Quando o chamado é vago, a experiência se torna a principal ferramenta.
“Preciso desentupir um cano aqui no DF”. Essa é uma das frases que mais ouço. E, paradoxalmente, é um dos chamados mais complexos que existem. A palavra “cano” é um universo. Pode ser o cano de PVC de 40mm da pia da cozinha, a tubulação de esgoto de 100mm que cruza o quintal, ou a coluna de água pluvial de um prédio. O primeiro passo do nosso trabalho, portanto, não é pegar a máquina; é atuar como um detetive.
A verdadeira arte de desentupir cano é o diagnóstico. É fazer as perguntas certas, é observar os sinais, é ouvir os sons que a casa faz. Lembro-me de um cliente no Setor de Mansões de Taguatinga que nos chamou com essa queixa genérica. Ele disse que o “cano da área de serviço” estava entupido, pois a água da máquina de lavar estava voltando pelo ralo.

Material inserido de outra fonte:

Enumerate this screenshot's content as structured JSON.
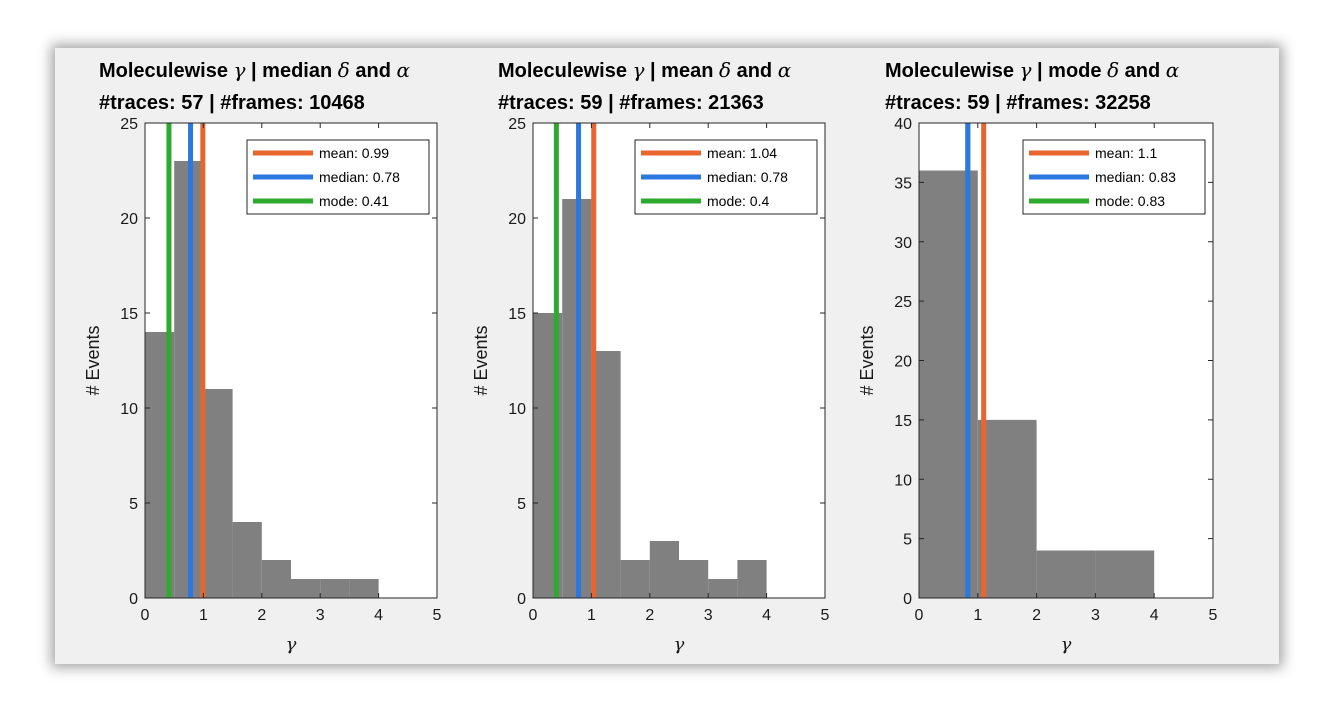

Pela descrição, parecia um caso simples. Mas algo me dizia para investigar mais. Havia um cheiro sutil de terra úmida no ar que não parecia certo. E quando encostei na parede próxima ao ralo, senti uma leve umidade, quase imperceptível. Pedi permissão para usar a câmera de inspeção antes de qualquer outra coisa. O cliente, querendo uma solução rápida, ficou um pouco impaciente, mas eu expliquei que precisava ter certeza do que estávamos enfrentando.
A câmera entrou pelo ralo e, a cerca de três metros para dentro, a imagem sumiu em meio a terra e detritos. Não era um entupimento comum. O cano de esgoto, que passava por baixo do contrapiso, havia colapsado. Provavelmente por um recalque do terreno ao longo dos anos. A água da máquina de lavar não tinha para onde ir e estava se infiltrando sob a casa.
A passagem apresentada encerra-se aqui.